Tue, June 9, 1:15 to 2:30pm, Asilomar Conference Grounds, Oak Shelter

Short Description

This presentation will share the results of a mixed methods study examining mentoring and the career paths of female presidents and provosts in higher education in the U.S. Mid-Atlantic region. While mentors assisted these women with their career path, having similar goals and serving as role models to mentees increased effectiveness.

Detailed Abstract

Women’s leadership was studied for the past three decades. In the beginning the experience was reviewed with a focus on comparing the leadership of males and females. Early researchers felt that women lacked the skills necessary to become effective leaders. Research studies shifted the focus to attributes of leadership and styles of leadership. It was found that women often favored a more transformational leadership style. Modern researchers tended to view women as superior to men. The gap in the literature between women lacking leadership skills to women being superior to men presented the need for more research in women’s leadership, the obstacles women encountered in their career journeys, and how to be proactive in assisting the next generation of women leaders. Women advanced to leadership positions in recent years, but still did not occupy elite leadership posts with strong representation. This mixed methods study examined mentoring and the career paths of female, elite leaders in higher education. Current college and university presidents and provosts were surveyed about their mentoring experience and interviewed about their career paths.
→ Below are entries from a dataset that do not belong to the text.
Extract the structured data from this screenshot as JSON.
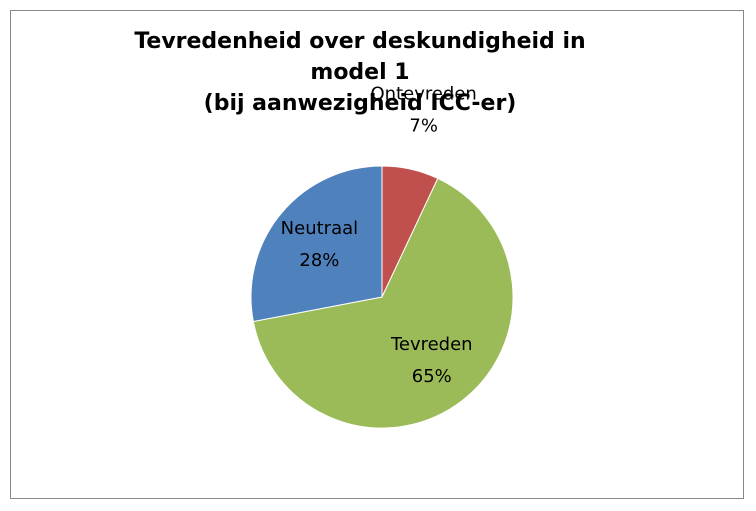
{
  "chart_data": {
    "type": "pie",
    "title": "Tevredenheid over deskundigheid in model 1",
    "subtitle": "(bij aanwezigheid ICC-er)",
    "categories": [
      "Ontevreden",
      "Tevreden",
      "Neutraal"
    ],
    "values": [
      7,
      65,
      28
    ],
    "value_labels": [
      "7%",
      "65%",
      "28%"
    ],
    "colors": [
      "#c0504d",
      "#9bbb59",
      "#4f81bd"
    ]
  }
}
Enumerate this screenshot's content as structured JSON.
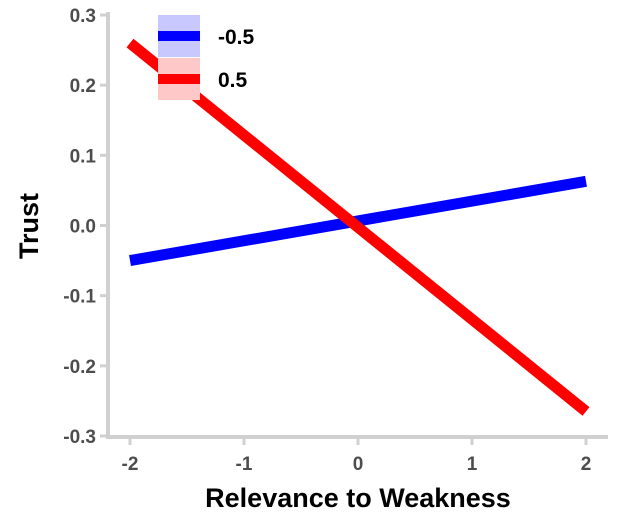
{
  "chart_data": {
    "type": "line",
    "xlabel": "Relevance to Weakness",
    "ylabel": "Trust",
    "xlim": [
      -2,
      2
    ],
    "ylim": [
      -0.3,
      0.3
    ],
    "x_ticks": [
      -2,
      -1,
      0,
      1,
      2
    ],
    "x_tick_labels": [
      "-2",
      "-1",
      "0",
      "1",
      "2"
    ],
    "y_ticks": [
      0.3,
      0.2,
      0.1,
      0.0,
      -0.1,
      -0.2,
      -0.3
    ],
    "y_tick_labels": [
      "0.3",
      "0.2",
      "0.1",
      "0.0",
      "-0.1",
      "-0.2",
      "-0.3"
    ],
    "grid": false,
    "legend_position": "top-left",
    "series": [
      {
        "name": "-0.5",
        "color": "#0000ff",
        "band_color": "#c8c8ff",
        "x": [
          -2,
          2
        ],
        "y": [
          -0.05,
          0.063
        ]
      },
      {
        "name": "0.5",
        "color": "#ff0000",
        "band_color": "#ffc8c8",
        "x": [
          -2,
          2
        ],
        "y": [
          0.26,
          -0.265
        ]
      }
    ]
  }
}
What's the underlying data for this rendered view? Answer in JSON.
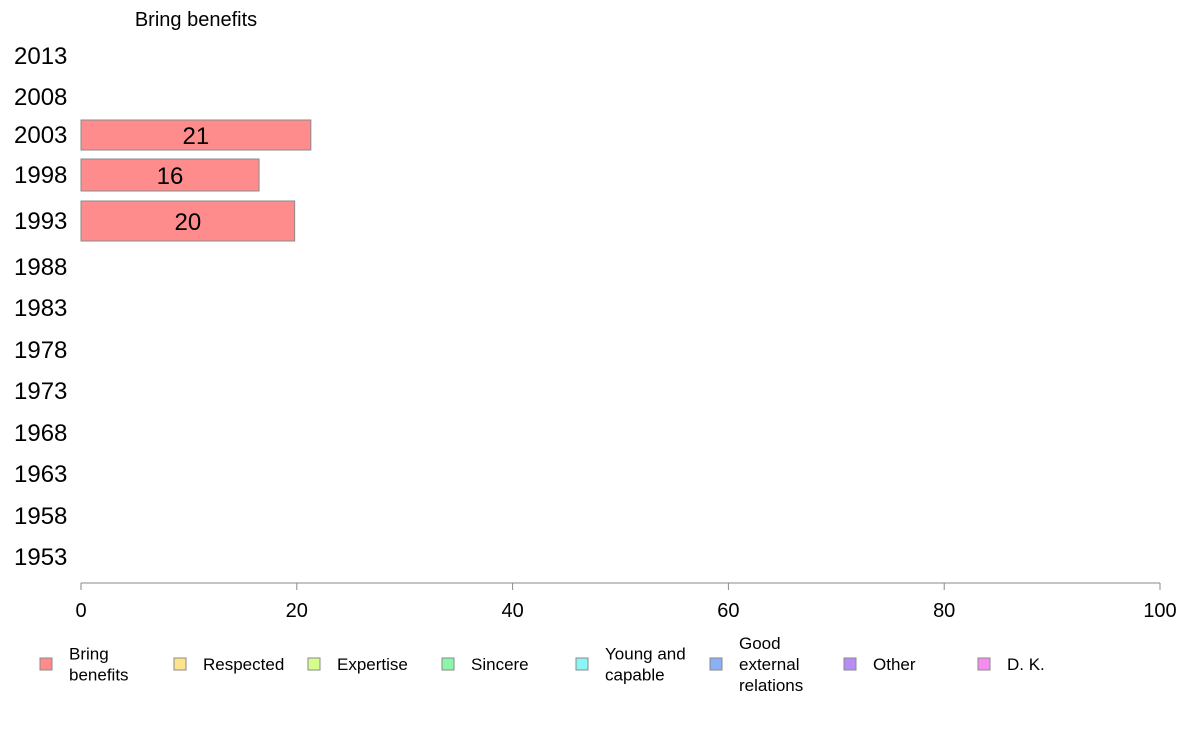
{
  "chart_data": {
    "type": "bar",
    "orientation": "horizontal",
    "title": "Bring benefits",
    "xlabel": "",
    "ylabel": "",
    "xlim": [
      0,
      100
    ],
    "x_ticks": [
      0,
      20,
      40,
      60,
      80,
      100
    ],
    "grid": false,
    "categories": [
      "2013",
      "2008",
      "2003",
      "1998",
      "1993",
      "1988",
      "1983",
      "1978",
      "1973",
      "1968",
      "1963",
      "1958",
      "1953"
    ],
    "series": [
      {
        "name": "Bring benefits",
        "color": "#ff8c8c",
        "values": [
          null,
          null,
          21.3,
          16.5,
          19.8,
          null,
          null,
          null,
          null,
          null,
          null,
          null,
          null
        ],
        "labels": [
          "",
          "",
          "21",
          "16",
          "20",
          "",
          "",
          "",
          "",
          "",
          "",
          "",
          ""
        ]
      }
    ],
    "legend": {
      "placement": "bottom",
      "items": [
        {
          "lines": [
            "Bring",
            "benefits"
          ],
          "color": "#ff8c8c"
        },
        {
          "lines": [
            "Respected"
          ],
          "color": "#ffe38c"
        },
        {
          "lines": [
            "Expertise"
          ],
          "color": "#d4ff8c"
        },
        {
          "lines": [
            "Sincere"
          ],
          "color": "#8cf5a8"
        },
        {
          "lines": [
            "Young and",
            "capable"
          ],
          "color": "#8cf5f5"
        },
        {
          "lines": [
            "Good",
            "external",
            "relations"
          ],
          "color": "#8cb0f5"
        },
        {
          "lines": [
            "Other"
          ],
          "color": "#b88cf5"
        },
        {
          "lines": [
            "D. K."
          ],
          "color": "#f58cf0"
        }
      ]
    }
  }
}
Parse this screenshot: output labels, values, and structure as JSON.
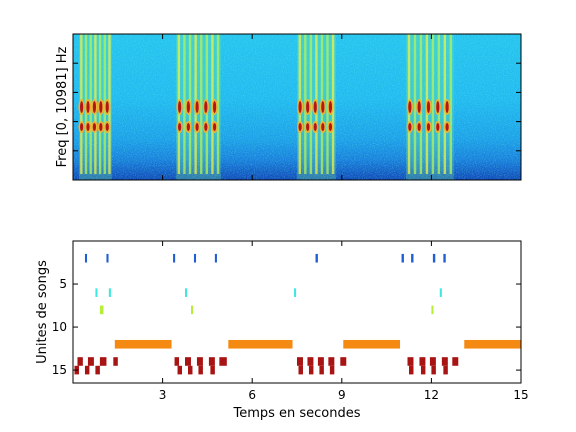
{
  "chart_data": [
    {
      "type": "heatmap",
      "title": "",
      "xlabel": "",
      "ylabel": "Freq [0, 10981] Hz",
      "xlim": [
        0,
        15
      ],
      "colormap": "jet",
      "bursts": [
        {
          "start": 0.2,
          "end": 1.3
        },
        {
          "start": 3.45,
          "end": 4.95
        },
        {
          "start": 7.5,
          "end": 8.8
        },
        {
          "start": 11.15,
          "end": 12.75
        }
      ]
    },
    {
      "type": "scatter",
      "title": "",
      "xlabel": "Temps en secondes",
      "ylabel": "Unites de songs",
      "xlim": [
        0,
        15
      ],
      "ylim": [
        16.5,
        0
      ],
      "xticks": [
        3,
        6,
        9,
        12,
        15
      ],
      "yticks": [
        5,
        10,
        15
      ],
      "series": [
        {
          "unit": 2,
          "color": "#1f5fd6",
          "marks": [
            [
              0.4,
              0.47
            ],
            [
              1.12,
              1.19
            ],
            [
              3.35,
              3.42
            ],
            [
              4.05,
              4.12
            ],
            [
              4.75,
              4.82
            ],
            [
              8.12,
              8.2
            ],
            [
              11.0,
              11.08
            ],
            [
              11.32,
              11.4
            ],
            [
              12.05,
              12.13
            ],
            [
              12.4,
              12.48
            ]
          ]
        },
        {
          "unit": 6,
          "color": "#3ee8e0",
          "marks": [
            [
              0.75,
              0.82
            ],
            [
              1.2,
              1.27
            ],
            [
              3.75,
              3.82
            ],
            [
              7.4,
              7.47
            ],
            [
              12.28,
              12.35
            ]
          ]
        },
        {
          "unit": 8,
          "color": "#b8ee3a",
          "marks": [
            [
              0.9,
              1.02
            ],
            [
              3.95,
              4.02
            ],
            [
              12.0,
              12.07
            ]
          ]
        },
        {
          "unit": 12,
          "color": "#f58a12",
          "marks": [
            [
              1.4,
              3.3
            ],
            [
              5.2,
              7.35
            ],
            [
              9.05,
              10.95
            ],
            [
              13.1,
              15.0
            ]
          ]
        },
        {
          "unit": 14,
          "color": "#a81414",
          "marks": [
            [
              0.15,
              0.33
            ],
            [
              0.5,
              0.7
            ],
            [
              0.9,
              1.12
            ],
            [
              1.35,
              1.5
            ],
            [
              3.4,
              3.55
            ],
            [
              3.75,
              3.95
            ],
            [
              4.15,
              4.35
            ],
            [
              4.55,
              4.75
            ],
            [
              4.9,
              5.15
            ],
            [
              7.5,
              7.7
            ],
            [
              7.85,
              8.05
            ],
            [
              8.2,
              8.4
            ],
            [
              8.55,
              8.75
            ],
            [
              8.95,
              9.15
            ],
            [
              11.2,
              11.4
            ],
            [
              11.6,
              11.8
            ],
            [
              11.95,
              12.15
            ],
            [
              12.35,
              12.55
            ],
            [
              12.7,
              12.9
            ]
          ]
        },
        {
          "unit": 15,
          "color": "#a81414",
          "marks": [
            [
              0.05,
              0.2
            ],
            [
              0.4,
              0.55
            ],
            [
              0.75,
              0.9
            ],
            [
              3.5,
              3.65
            ],
            [
              3.85,
              4.0
            ],
            [
              4.2,
              4.35
            ],
            [
              4.6,
              4.75
            ],
            [
              7.55,
              7.7
            ],
            [
              7.9,
              8.05
            ],
            [
              8.25,
              8.4
            ],
            [
              8.6,
              8.75
            ],
            [
              11.25,
              11.4
            ],
            [
              11.65,
              11.8
            ],
            [
              12.0,
              12.15
            ],
            [
              12.4,
              12.55
            ]
          ]
        }
      ]
    }
  ]
}
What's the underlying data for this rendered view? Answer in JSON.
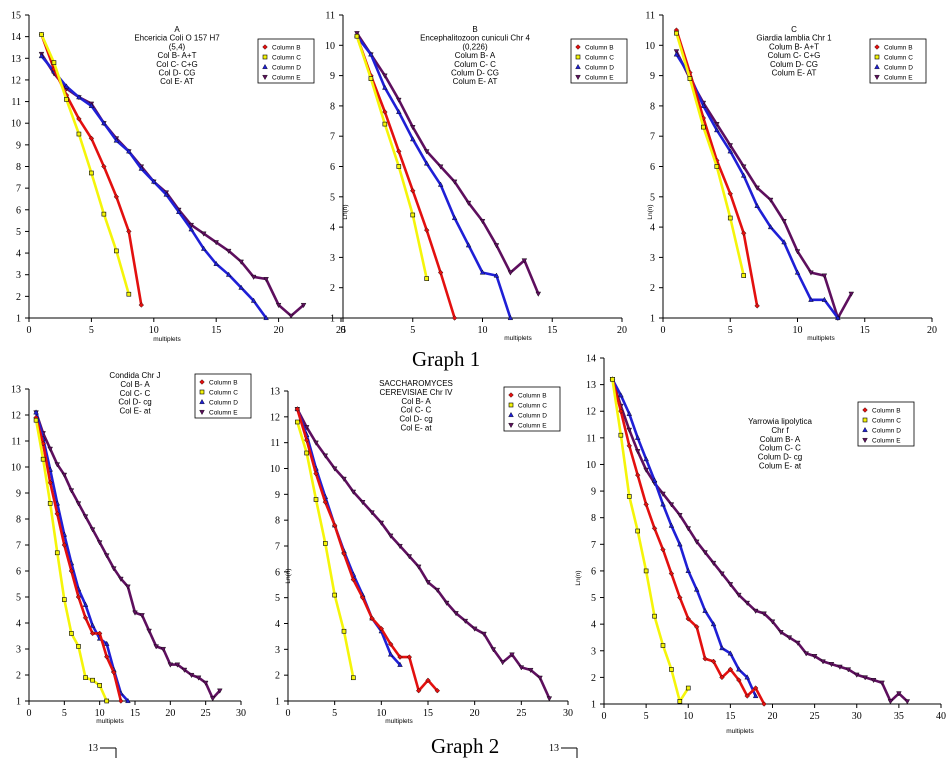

The study found that women leaders related that mentors assisted them with their career path and mentors with similar goals and who served as role models increased the effectiveness of mentoring. The women stated that they did not consider gender to be a barrier in leadership rise. They felt that diversity was increasing at the time they were advancing in their careers. The study found that self-confidence, good communication skills, and motivating followers were important skills for today’s leaders.